In all the simulations, the particle mesh Ewald method ⁴⁸ was used to treat long-range electrostatic interactions. The cutoff distance for nonbonded interaction was 12 Å, with van der Waals interactions force switching at 10 Å. All bonds involving hydrogen atoms were constrained by the SHAKE algorithm ⁴⁹. Temperature was maintained at 310 K using the Langevin thermostat with a damping constant of 1 ps⁻¹; pressure was maintained at 1 atm by the Langevin piston method ⁵⁰.
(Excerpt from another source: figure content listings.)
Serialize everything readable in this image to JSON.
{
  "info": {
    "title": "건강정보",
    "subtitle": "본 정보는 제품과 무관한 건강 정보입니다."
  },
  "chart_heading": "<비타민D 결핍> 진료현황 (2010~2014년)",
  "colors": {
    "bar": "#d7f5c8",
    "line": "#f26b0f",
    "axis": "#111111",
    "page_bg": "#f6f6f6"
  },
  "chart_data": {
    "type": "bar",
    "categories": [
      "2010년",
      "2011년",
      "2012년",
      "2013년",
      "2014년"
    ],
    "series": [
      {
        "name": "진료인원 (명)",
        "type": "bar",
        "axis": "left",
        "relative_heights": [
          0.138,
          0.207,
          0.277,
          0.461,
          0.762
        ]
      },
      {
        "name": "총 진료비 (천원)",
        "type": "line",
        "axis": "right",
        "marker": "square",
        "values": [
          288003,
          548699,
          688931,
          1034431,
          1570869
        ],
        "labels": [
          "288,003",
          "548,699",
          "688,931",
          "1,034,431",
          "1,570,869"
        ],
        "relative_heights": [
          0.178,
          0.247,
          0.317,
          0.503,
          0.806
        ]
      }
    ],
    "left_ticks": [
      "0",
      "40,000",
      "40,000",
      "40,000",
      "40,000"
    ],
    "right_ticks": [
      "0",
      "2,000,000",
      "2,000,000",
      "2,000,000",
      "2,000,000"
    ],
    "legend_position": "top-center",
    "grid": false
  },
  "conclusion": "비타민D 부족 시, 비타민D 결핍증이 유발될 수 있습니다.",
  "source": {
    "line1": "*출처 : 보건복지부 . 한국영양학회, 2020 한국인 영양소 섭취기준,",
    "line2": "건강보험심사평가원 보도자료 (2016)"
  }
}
MD simulations of full-length CrgA dimer in membranes

A full-length CrgA dimer was built from model 1 (residues V17-H93) of the refinement simulations. Residues Met1-Ala16 were modeled as disordered. The full-length CrgA dimer was placed in a POPC:POPG (4:1) bilayer (200 lipids per leaflet), solvated with 36303 water molecules and 150 mM NaCl, resulting in a total of 165227 atoms in a box with dimensions of 119.0 × 119.0 × 124.9 ų. The energy minimization and equilibration were performed as for the preceding refinement simulations. In the next 2 ns of simulation at constant NPT, the (ϕ,ψ) angles of β-strand and α-helical residues were restrained with force constants at 100 and 50 kcal mol⁻¹ rad⁻², respectively. In the final production run of 100 ns at constant NPT, the (ϕ,ψ) restraints on β-strand residues were reduced to 50 kcal mol⁻¹ rad⁻². The timesteps were 2 fs for the last two runs. Snapshots were saved at 100 ps intervals for analysis. Membrane contact probabilities of individual residues were calculated from the last 40 ns of the simulation. For each snapshot, a residue was defined as membrane-contacting if any of its heavy atoms came within 3.5 Å of a lipid heavy atom. The results were averaged over 400 snapshots and then over the two monomers.